5th graders’ plot to stab and kill classmate in public bathroom revealed after 10 months
Four fifth-grade girls at a school in Surprise, Arizona, have been accused of plotting to lure a classmate into a bathroom and stab him to death, according to multiple media reports.
The…

Four fifth-grade girls at a school in Surprise, Arizona, have been accused of plotting to lure a classmate into a bathroom and stab him to death, according to multiple media reports.
The plot allegedly happened at Legacy Traditional School, a public charter, in October 2024, but it is only now being disclosed.
And because the school is withholding details – citing federal privacy laws – there are multiple accounts of what exactly happened.
Fox 10 Phoenix reports the goal of the girls accused in the plot was to “just end him” after a classmate allegedly broke up with one of the conspirators.
The victim was suspected of dating another girl.
The local Fox station said that all four girls were arrested on charges of threatening and misdemeanor disorderly conduct.
Local KPNX, which first broke the story, reports that each of the girls was given a specific assignment in the plot, according to police reports.
One was supposed to obtain a knife; one was to forge a suicide note; one was to act as lookout; and one was to stab the victim. According to police accounts of the scheme, the girls planned to wear gloves to avoid leaving fingerprints.
The plot unraveled when students heard the girls talking about luring the boy into an outside bathroom during lunch and recess and promptly notified administrators, KPNX reports.
The girls, all ages 10 or 11, were students at Legacy Traditional School in Surprise, Arizona, said People.
The next day the girls’ backpacks were searched, and they were questioned by police with their parents present. They all readily admitted to participating in the plot.
Three of the four expressed remorse, but the fourth and her father allegedly “smiled and laughed while making excuses for their actions,” according to the police report.
NBC News, however, had a slightly different version of how the murder plot failed.
In its account, a student who overheard the plot notified a parent, who then tipped off school officials, who called the plotters and their parents into school the next day to be questioned by police.
One of the four girls said she participated because she didn’t want her friends to think she was “weird” for refusing to assist in the scheme, reported NBC.
Another student said she was simply joking, and she backed off when she realized the plot was serious.
A third plotter said she also thought it was a joke until she was assigned the role of lookout.
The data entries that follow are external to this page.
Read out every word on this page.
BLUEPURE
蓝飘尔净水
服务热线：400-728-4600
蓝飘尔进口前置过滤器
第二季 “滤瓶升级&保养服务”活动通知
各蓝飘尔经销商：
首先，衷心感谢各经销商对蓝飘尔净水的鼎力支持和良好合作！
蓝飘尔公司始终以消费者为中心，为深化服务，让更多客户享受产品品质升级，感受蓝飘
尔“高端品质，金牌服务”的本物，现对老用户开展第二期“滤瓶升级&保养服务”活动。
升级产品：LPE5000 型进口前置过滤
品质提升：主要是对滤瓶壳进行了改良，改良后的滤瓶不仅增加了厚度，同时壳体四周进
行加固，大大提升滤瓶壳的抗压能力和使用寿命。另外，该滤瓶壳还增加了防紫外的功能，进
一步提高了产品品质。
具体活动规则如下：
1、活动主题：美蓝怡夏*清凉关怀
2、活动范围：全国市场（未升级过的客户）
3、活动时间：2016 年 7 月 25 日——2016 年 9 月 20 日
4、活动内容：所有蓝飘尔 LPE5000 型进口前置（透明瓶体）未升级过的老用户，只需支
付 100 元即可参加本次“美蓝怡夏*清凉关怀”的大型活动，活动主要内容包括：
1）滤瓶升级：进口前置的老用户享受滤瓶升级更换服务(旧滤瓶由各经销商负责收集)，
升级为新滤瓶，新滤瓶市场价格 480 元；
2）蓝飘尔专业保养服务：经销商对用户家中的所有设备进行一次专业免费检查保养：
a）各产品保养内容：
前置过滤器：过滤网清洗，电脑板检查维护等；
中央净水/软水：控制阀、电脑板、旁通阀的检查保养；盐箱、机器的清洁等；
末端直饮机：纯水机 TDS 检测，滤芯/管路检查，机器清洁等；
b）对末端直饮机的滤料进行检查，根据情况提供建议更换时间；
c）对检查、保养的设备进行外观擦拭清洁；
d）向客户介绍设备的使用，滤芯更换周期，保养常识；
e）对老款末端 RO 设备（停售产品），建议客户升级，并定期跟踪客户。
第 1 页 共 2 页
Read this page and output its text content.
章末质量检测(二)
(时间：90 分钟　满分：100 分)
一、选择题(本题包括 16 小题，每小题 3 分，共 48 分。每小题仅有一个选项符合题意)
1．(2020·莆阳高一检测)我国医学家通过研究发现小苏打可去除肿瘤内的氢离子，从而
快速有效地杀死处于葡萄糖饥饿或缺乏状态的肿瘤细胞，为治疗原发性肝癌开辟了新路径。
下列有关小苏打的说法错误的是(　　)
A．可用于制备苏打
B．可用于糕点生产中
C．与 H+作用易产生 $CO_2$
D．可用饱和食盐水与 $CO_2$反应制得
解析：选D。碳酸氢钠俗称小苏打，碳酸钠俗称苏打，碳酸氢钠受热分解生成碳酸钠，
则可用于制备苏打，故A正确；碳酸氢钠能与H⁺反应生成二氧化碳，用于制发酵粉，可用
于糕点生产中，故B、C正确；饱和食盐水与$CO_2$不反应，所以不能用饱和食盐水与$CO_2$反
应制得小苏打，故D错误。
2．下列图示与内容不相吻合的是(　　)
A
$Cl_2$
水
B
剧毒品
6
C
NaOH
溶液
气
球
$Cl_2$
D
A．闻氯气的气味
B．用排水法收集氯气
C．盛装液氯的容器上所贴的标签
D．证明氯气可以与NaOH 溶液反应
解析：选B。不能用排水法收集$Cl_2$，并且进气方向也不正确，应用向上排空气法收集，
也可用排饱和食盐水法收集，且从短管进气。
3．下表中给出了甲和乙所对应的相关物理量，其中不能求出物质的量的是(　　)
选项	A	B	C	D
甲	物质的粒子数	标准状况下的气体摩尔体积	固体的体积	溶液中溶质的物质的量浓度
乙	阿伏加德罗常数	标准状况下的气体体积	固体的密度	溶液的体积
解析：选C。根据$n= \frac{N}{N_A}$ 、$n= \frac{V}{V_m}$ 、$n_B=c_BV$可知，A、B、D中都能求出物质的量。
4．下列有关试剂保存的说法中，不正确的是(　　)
Travis Webb, a licensed clinical therapist interviewed by local Fox News 10, said social media has desensitized kids to violence.
“Their brains are underdeveloped at 10, 11 years old,” Webb said. “The female brain isn’t even quite half developed, the part of the brain that regulates emotion. That kind of talks sense into this. It’s early 20s before the female brain is finished developing.”
Webb added that the landscape today is fraught with moral challenges for children that didn’t exist 30 years ago.
“2025 is different than 1995. It’s different than 1975,” he said. “They don’t really come up with this on their own. They don’t think violently. They certainly don’t think about gloves and fingerprints and suicide notes [on their own].”
Webb warned parents about giving children unrestricted access to the internet, which exposes kids to mature concepts.
All four of the alleged co-conspirators were released to the custody of their parents and were awaiting expulsion at the time of the investigation, media reports agreed.
When contacted recently by the legal site Law and Crime, the Surprise Police Department declined to provide further updates, noting it “has not shared and does not plan to share any further details about this incident.”
The parents of the perpetrators all declined multiple media requests for comment.
It’s unclear how KPNX obtained a crisp, clean copy of the police report, unlike the photocopies typically provided in journalists’ information requests.
“Due to federal student privacy laws, we cannot discuss individual student disciplinary matters,” said a statement released by the school according to NBC. “As outlined in the Legacy Student Code of Conduct, any student who makes or shares a threat may face disciplinary action, up to and including expulsion.”
According to the police report, the parents of the victim in the case wanted the girls to be prosecuted, said NBC.
The incident highlights a growing trend of public schools citing federal privacy laws to withhold information, especially about student violence.